Sometimes you receive files with header and sometimes without it, how will you handle it?

from pyspark.sql.types import *

schema = StructType([
    StructField("ID", IntegerType(), True),   # ID column with IntegerType
    StructField("Name", StringType(), True)   # Name column with StringType
])

df = spark.read.option("header", "true").option("inferSchema", "true").csv(f"{path}")

if df.schema == schema:
    df.write.mode("overwrite").save("Files/output/")
else:
    df = spark.read.schema(schema).csv(f"{path}")
    df.write.mode("overwrite").save("Files/output/")

Define Predefined Schema
- schema = StructType([...]):
  - Defines a schema with two columns:
    - ID: Integer type, nullable.
    - Name: String type, nullable.

Read the CSV File
- df = spark.read.option("header", "true").option("inferSchema", "true").csv(f"{path}"):
  - Reads a CSV file located at path.
  - Options:
    - header="true": Treats the first row as the header.
    - inferSchema="true": Automatically infers column data types.

Compare Schema
- if df.schema == schema:
  - Compares the inferred schema of the DataFrame (df.schema) with the predefined schema (schema).

Case 1: Schema Matches
- df.write.mode("overwrite").save("Files/output/"):
  - Saves the DataFrame to Files/output/ in overwrite mode, replacing any existing data.
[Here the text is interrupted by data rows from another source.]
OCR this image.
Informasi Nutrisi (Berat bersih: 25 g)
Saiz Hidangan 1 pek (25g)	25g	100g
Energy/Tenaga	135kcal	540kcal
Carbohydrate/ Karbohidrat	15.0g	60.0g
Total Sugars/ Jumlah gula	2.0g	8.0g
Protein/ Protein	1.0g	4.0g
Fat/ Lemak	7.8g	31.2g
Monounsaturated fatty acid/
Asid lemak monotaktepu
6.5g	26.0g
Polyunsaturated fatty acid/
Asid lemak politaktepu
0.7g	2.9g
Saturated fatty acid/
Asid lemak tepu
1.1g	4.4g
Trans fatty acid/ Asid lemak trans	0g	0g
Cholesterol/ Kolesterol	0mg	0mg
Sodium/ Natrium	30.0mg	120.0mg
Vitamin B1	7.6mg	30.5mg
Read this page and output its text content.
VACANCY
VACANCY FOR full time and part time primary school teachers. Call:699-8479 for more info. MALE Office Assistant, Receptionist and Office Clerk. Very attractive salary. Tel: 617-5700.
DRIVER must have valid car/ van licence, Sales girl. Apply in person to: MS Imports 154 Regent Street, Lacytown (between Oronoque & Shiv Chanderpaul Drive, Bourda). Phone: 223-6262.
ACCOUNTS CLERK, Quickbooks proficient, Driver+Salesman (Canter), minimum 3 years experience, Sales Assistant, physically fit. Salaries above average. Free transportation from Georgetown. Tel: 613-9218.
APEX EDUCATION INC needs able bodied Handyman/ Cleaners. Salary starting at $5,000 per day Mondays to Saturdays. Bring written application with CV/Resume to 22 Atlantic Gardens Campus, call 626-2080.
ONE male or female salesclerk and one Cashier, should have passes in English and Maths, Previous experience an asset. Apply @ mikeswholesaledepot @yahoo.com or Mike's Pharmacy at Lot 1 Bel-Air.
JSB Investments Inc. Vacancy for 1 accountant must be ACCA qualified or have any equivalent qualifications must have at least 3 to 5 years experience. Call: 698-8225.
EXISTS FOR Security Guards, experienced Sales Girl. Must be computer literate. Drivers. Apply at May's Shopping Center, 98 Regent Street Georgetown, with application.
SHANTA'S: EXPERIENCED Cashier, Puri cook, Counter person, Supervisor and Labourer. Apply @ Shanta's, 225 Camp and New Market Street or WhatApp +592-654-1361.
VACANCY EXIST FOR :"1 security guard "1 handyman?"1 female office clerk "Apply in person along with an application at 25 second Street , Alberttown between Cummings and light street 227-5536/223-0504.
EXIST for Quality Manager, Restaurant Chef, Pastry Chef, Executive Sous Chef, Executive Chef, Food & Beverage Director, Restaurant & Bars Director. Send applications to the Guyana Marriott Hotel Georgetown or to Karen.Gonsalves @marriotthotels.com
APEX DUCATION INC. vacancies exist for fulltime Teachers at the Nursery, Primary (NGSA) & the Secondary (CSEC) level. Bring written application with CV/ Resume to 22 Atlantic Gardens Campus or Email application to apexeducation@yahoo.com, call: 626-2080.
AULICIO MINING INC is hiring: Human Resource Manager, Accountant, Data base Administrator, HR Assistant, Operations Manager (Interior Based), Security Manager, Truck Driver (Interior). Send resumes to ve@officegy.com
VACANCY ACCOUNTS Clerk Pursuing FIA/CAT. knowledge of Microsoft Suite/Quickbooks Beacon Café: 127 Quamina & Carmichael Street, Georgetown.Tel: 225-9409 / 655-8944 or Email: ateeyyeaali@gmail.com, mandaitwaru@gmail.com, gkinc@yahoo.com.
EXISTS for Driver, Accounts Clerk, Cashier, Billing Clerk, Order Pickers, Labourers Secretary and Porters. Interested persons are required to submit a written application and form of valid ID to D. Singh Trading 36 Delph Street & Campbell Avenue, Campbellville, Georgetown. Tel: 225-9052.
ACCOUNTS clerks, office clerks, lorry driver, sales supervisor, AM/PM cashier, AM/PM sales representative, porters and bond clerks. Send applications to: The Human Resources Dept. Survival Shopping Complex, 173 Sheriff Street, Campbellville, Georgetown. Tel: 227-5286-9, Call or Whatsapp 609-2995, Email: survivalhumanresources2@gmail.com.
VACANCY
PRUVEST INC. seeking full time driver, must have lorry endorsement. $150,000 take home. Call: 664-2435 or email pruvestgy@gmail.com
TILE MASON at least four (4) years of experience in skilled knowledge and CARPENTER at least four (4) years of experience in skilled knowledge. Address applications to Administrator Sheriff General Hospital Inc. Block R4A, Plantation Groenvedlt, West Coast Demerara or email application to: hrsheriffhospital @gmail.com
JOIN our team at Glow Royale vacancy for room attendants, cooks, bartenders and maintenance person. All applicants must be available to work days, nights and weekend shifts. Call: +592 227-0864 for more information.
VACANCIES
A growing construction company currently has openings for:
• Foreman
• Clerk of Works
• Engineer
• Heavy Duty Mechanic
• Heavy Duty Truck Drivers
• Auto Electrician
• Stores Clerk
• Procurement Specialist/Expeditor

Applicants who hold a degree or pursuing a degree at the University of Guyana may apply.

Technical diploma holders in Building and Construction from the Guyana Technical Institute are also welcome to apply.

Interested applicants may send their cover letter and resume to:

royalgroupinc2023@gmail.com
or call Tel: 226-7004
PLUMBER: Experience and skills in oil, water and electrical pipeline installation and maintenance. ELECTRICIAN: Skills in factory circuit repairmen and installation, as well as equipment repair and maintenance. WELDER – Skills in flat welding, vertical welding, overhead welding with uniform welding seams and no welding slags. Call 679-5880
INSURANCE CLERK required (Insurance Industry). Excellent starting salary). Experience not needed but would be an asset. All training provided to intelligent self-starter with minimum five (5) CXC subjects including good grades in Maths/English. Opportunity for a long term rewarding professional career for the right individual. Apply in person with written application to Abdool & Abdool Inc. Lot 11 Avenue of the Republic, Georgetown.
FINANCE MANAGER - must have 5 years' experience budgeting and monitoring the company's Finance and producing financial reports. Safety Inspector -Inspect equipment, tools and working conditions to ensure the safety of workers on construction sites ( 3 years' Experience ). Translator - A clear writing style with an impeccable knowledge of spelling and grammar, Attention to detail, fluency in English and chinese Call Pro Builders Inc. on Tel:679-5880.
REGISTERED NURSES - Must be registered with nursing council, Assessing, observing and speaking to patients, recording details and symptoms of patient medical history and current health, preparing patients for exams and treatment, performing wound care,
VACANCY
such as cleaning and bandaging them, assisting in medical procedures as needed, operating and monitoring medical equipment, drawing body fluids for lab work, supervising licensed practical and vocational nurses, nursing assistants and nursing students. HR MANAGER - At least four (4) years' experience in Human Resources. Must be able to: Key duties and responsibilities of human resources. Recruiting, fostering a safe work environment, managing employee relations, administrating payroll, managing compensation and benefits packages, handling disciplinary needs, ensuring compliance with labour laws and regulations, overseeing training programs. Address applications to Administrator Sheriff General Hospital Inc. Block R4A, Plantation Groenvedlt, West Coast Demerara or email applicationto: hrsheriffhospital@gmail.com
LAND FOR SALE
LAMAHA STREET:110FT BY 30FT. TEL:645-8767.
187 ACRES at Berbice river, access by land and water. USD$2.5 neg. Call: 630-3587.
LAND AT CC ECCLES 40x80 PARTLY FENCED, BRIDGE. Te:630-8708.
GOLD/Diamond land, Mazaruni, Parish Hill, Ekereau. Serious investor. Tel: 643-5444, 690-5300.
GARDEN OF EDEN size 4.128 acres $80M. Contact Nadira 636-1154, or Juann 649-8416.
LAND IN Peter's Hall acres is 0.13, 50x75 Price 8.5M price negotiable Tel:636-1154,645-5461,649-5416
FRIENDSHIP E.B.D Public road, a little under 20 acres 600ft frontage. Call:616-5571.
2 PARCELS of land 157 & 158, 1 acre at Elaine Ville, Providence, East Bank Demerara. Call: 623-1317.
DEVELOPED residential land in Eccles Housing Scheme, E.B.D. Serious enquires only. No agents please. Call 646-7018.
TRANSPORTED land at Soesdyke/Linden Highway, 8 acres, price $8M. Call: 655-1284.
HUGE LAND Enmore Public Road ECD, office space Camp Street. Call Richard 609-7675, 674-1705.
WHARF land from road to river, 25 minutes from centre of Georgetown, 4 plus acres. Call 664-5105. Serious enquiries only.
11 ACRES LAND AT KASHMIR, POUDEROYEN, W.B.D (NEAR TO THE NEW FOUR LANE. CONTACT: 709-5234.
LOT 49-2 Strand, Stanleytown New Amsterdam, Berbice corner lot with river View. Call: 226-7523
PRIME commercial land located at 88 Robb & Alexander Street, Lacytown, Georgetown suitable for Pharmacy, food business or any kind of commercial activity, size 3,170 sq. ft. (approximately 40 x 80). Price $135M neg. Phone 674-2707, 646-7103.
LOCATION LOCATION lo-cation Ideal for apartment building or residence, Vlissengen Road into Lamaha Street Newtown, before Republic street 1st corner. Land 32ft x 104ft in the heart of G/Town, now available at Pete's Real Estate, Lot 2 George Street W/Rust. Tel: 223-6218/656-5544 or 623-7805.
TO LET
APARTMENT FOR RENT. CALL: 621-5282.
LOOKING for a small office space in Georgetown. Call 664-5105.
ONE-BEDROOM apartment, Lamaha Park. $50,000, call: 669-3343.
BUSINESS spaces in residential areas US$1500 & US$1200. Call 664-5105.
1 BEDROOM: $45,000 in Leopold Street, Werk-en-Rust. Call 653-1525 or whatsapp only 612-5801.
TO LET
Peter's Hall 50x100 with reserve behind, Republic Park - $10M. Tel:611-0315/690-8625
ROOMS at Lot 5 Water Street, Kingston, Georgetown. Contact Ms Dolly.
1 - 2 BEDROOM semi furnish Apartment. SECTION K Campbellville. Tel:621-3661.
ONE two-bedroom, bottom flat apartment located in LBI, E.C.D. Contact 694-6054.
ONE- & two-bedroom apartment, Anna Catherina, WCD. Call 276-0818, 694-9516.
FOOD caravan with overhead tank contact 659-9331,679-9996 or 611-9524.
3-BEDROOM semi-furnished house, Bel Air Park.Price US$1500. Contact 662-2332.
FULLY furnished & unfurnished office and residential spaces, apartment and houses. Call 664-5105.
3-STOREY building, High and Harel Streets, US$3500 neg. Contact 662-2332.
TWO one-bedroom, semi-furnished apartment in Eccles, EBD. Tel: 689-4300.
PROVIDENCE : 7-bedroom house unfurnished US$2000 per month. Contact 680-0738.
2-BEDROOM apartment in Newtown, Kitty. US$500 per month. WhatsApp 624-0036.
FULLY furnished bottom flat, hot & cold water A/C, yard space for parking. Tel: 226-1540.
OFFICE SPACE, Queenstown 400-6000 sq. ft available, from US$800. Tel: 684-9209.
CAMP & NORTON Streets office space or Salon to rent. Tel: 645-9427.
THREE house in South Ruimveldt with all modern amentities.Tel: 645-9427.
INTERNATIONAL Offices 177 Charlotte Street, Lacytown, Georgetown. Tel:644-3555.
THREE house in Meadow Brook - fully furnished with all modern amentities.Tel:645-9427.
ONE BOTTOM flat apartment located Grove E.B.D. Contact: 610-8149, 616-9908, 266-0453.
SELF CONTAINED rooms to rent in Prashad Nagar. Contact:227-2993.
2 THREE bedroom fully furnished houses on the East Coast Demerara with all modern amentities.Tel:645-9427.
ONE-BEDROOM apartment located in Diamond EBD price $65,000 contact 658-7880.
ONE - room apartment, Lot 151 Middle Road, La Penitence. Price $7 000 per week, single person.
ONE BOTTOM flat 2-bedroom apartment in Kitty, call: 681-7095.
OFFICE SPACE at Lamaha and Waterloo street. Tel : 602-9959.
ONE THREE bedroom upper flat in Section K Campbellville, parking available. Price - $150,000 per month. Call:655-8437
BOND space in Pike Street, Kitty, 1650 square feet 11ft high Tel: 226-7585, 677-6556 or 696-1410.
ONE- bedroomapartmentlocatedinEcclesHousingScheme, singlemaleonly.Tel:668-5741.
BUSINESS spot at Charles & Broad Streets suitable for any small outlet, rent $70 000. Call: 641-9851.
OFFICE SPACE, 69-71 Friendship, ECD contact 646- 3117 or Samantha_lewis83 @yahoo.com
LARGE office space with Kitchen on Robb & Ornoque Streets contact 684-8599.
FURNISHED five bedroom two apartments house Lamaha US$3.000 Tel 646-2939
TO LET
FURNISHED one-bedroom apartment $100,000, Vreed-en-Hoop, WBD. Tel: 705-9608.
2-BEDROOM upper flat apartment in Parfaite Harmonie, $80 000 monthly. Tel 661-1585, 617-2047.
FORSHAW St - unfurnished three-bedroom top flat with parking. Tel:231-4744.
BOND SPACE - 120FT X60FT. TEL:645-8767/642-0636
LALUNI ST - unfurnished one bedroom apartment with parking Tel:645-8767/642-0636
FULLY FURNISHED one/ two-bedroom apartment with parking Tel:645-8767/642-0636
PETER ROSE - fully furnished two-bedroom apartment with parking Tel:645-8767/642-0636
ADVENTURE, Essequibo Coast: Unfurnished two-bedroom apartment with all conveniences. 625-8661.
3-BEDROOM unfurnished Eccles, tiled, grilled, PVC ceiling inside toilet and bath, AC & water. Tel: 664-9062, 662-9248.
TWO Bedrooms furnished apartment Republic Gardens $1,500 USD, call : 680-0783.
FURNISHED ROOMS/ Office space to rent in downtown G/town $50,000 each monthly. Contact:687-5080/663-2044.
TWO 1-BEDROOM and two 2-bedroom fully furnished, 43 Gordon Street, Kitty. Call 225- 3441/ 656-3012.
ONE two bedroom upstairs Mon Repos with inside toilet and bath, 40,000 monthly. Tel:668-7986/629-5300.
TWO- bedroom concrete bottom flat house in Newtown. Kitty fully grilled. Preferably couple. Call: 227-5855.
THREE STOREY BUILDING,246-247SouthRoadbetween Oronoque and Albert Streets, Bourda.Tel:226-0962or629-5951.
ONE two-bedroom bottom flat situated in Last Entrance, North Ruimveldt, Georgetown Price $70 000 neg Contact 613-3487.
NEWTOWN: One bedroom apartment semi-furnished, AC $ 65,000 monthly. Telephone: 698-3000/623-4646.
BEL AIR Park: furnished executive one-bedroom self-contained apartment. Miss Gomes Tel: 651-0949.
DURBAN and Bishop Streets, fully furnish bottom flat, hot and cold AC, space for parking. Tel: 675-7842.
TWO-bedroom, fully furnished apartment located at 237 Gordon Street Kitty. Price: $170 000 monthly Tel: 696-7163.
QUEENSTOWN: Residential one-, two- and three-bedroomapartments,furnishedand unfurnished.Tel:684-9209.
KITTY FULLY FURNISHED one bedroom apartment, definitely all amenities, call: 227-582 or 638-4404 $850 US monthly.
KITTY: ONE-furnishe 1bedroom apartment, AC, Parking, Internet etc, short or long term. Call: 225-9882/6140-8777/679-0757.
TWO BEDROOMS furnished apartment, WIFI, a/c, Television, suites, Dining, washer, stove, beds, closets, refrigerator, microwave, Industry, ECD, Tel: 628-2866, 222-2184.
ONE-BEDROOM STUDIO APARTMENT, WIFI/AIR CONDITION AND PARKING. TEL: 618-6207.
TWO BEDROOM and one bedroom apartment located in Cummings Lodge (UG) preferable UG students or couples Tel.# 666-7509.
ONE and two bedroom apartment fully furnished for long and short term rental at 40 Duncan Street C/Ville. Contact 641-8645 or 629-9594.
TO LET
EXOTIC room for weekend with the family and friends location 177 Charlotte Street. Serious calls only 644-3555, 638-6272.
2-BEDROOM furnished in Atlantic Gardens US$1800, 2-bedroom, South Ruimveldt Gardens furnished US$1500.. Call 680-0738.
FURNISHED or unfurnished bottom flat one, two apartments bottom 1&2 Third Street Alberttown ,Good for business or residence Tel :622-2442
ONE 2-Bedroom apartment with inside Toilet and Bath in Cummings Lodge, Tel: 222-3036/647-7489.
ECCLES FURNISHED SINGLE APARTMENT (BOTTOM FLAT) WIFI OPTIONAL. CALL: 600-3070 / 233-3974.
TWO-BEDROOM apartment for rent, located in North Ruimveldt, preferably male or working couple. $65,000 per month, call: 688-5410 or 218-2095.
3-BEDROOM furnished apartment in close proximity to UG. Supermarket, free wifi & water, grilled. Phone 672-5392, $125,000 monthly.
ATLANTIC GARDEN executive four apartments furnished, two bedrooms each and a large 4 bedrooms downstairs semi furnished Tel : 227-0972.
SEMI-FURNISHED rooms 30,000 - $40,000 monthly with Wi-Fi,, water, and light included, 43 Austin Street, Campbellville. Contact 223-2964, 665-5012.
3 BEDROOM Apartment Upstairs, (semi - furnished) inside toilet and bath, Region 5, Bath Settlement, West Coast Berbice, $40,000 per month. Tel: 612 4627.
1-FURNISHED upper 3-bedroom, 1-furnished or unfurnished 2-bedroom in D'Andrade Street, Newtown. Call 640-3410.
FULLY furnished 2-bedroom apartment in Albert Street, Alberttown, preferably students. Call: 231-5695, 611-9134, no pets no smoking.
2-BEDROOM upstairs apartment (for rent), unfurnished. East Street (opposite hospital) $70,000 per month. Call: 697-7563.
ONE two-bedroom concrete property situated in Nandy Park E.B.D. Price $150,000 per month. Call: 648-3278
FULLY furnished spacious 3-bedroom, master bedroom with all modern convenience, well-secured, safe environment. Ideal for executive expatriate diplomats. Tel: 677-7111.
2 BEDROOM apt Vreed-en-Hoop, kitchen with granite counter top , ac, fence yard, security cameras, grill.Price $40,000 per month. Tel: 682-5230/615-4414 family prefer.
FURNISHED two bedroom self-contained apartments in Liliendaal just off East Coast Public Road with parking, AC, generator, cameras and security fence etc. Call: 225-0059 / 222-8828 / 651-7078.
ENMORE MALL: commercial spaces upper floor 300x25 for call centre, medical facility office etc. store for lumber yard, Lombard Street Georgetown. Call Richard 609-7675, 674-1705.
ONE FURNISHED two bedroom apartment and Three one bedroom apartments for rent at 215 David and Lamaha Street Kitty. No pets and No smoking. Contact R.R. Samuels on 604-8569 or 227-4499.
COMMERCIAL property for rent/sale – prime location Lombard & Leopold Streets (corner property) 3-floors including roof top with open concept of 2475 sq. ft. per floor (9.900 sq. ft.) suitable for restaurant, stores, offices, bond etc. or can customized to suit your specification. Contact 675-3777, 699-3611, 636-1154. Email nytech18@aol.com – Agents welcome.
Case 2: Schema Doesn't Match
- df = spark.read.schema(schema).csv(f"{path}"):
  - Re-reads the CSV file, explicitly applying the predefined schema.
- df.write.mode("overwrite").save("Files/output/"):
  - Saves the corrected DataFrame to Files/output/.

Purpose of the Code
- Ensures the schema of the output DataFrame matches the predefined schema by:
  - Checking the schema.
  - Re-reading and correcting the schema if necessary.

Key Details
- overwrite: Replaces existing data in the output path.
- Schema enforcement: Prevents unexpected schema variations in the output.